Monday, Dec. 02, 1957

New Play in Manhattan

The Rope Dancers (by Morton Wishengrad) is that once-or-twice-a-season sort of play that is unsuccessful but "interesting." It introduces to Broadway a playwright who is almost struttingly grim, carrying larger-sized luggage than he can fill; but who seems altogether resolved to go his own way, even if he lose his way in the process. Laid in a turn-of-the-century Manhattan tenement, The Rope Dancers is a stubbornly harsh story of a lacerated family. Hard-working Margaret Hyland is a rigid, arrogant, unappeasably bitter woman with a lazy, feckless would-be writer of a husband (Art Carney) and an eleven-year-old daughter born with six fingers on one hand. Beyond having brought the girl up to feel like someone with two heads, and having kept her away from school and other children, Margaret -- while flaunting her contempt for her husband -- does not know how to convey her love to her child.

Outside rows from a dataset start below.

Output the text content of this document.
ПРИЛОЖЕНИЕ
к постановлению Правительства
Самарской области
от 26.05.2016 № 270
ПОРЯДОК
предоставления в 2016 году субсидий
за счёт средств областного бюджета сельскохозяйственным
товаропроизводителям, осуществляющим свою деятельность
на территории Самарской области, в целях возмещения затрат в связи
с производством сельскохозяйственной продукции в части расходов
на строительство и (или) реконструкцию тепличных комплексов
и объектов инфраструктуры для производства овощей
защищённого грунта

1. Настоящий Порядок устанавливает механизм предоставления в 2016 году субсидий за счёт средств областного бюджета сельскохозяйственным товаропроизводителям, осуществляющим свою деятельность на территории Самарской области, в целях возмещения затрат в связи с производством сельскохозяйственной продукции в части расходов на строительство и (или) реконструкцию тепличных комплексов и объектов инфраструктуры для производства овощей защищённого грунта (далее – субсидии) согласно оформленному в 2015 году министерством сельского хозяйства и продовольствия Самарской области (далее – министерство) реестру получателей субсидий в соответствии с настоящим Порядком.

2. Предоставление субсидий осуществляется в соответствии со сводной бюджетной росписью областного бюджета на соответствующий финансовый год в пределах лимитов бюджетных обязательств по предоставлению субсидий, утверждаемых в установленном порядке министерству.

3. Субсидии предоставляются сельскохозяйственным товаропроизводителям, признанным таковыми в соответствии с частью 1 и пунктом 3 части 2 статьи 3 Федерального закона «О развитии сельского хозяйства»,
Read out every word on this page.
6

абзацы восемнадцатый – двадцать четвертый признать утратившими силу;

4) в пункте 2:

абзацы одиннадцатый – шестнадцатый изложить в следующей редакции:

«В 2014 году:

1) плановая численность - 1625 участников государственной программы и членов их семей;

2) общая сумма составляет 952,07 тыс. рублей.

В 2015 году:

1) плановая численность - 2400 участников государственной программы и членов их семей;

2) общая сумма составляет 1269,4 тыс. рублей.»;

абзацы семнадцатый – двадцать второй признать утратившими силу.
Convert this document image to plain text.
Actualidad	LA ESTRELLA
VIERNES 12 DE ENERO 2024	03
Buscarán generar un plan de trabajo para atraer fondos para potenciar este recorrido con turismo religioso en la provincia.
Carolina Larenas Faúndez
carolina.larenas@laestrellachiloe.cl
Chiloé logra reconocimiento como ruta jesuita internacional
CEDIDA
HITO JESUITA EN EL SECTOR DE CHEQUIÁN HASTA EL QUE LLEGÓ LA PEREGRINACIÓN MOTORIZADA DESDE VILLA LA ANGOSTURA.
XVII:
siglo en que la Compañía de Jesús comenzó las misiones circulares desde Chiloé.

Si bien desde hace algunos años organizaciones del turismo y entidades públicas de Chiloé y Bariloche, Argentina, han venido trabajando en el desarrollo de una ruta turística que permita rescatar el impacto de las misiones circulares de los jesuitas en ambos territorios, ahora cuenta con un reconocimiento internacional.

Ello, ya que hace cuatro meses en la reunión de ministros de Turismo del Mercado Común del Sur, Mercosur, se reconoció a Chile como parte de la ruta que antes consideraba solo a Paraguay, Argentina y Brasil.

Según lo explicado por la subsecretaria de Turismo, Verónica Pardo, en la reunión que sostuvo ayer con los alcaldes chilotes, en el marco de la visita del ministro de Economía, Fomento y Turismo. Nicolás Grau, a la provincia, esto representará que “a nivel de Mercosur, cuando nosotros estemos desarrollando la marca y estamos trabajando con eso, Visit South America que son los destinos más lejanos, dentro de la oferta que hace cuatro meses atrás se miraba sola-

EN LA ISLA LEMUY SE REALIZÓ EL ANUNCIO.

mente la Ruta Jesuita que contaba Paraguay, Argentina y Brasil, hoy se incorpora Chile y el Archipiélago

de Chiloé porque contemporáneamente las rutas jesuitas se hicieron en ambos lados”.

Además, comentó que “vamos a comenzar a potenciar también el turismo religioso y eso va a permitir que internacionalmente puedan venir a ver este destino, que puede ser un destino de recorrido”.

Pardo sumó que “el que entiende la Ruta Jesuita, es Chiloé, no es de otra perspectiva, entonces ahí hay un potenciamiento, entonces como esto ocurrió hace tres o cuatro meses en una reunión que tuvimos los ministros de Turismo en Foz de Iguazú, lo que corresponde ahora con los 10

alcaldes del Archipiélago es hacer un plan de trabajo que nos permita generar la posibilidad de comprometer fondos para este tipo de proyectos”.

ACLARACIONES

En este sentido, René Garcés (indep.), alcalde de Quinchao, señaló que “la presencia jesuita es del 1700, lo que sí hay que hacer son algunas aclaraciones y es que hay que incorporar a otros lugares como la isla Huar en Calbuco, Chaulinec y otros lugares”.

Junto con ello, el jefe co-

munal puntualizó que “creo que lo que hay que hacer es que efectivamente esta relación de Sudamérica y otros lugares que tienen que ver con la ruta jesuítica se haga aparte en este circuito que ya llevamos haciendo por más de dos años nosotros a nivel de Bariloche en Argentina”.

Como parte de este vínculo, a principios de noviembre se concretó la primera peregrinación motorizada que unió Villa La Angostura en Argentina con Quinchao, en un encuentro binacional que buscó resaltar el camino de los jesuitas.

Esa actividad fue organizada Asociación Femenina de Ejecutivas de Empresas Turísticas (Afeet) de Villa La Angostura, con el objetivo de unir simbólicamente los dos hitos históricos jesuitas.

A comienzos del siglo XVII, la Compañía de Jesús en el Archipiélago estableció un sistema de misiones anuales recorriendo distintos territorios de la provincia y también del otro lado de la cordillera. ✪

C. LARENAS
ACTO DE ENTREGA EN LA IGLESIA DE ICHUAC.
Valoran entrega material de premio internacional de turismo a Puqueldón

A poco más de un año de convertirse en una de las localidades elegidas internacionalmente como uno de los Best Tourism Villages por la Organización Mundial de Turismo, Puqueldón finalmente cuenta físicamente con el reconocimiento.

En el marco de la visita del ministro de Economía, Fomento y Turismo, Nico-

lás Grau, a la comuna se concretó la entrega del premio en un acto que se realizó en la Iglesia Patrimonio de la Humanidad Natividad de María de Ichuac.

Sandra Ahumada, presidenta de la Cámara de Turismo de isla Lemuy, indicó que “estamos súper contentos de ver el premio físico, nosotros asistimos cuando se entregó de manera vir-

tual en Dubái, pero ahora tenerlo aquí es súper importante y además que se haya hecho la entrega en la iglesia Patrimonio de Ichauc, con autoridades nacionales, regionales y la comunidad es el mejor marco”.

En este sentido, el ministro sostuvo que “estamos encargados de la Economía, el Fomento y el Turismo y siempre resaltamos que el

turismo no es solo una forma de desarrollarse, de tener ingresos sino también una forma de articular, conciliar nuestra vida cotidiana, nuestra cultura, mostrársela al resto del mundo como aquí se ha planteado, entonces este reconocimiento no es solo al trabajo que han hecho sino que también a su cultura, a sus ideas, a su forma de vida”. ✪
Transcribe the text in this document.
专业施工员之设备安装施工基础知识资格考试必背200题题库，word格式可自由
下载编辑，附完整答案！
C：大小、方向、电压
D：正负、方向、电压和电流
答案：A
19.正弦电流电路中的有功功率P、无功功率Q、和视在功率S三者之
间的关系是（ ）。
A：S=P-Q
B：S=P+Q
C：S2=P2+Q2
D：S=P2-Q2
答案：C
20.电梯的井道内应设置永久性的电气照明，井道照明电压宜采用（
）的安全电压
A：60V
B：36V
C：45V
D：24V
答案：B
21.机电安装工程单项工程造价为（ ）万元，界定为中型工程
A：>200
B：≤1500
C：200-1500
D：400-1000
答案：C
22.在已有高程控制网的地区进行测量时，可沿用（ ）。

Margaret emerges no mere victim, no strong woman exacerbated by a weak husband and a hard fate. Hers is a willful, self-righteous strength gloating over weakness in others; hers is a puritan nature full of repressed sexuality and cankering resentments, and the conviction that what has happened is retribution for sin. Seen as a pathological figure, Margaret is valid and often effective. Moreover, the play highlights how abnormal she is by setting her against a blowzy, easygoing neighbor woman and a sane and knowledgeable neighborhood doctor. Yet, even in Siobhan McKenna's severe, unbending portrayal, Margaret seems something other than a dispassionate psychological study. Playwright Wishengrad has identified her with something in life itself, perhaps with something that gnaws at his own insides. He pushes on toward glib and rather grandiose tragedy, toward loud-pedaled moments that never quite ring true.

All this leads to a lessened response toward the characters, and to a confusion of values in the play. What exactly is east, and what is west, in Wishengrad's pessimistic geography? What is pathology, and what is sin, and what is determinism? In any case, the more he tries to expand or universalize, the more special seems his story.

But if fancily tragic, The Rope Dancers is nowhere facilely sentimental; it nowhere stoops to conquer. And beyond a certain feeling for character, 43-year-old Playwright Wishengrad in his first play has his own determined way of looking at things. Once he sees only what is there, it should prove rewarding.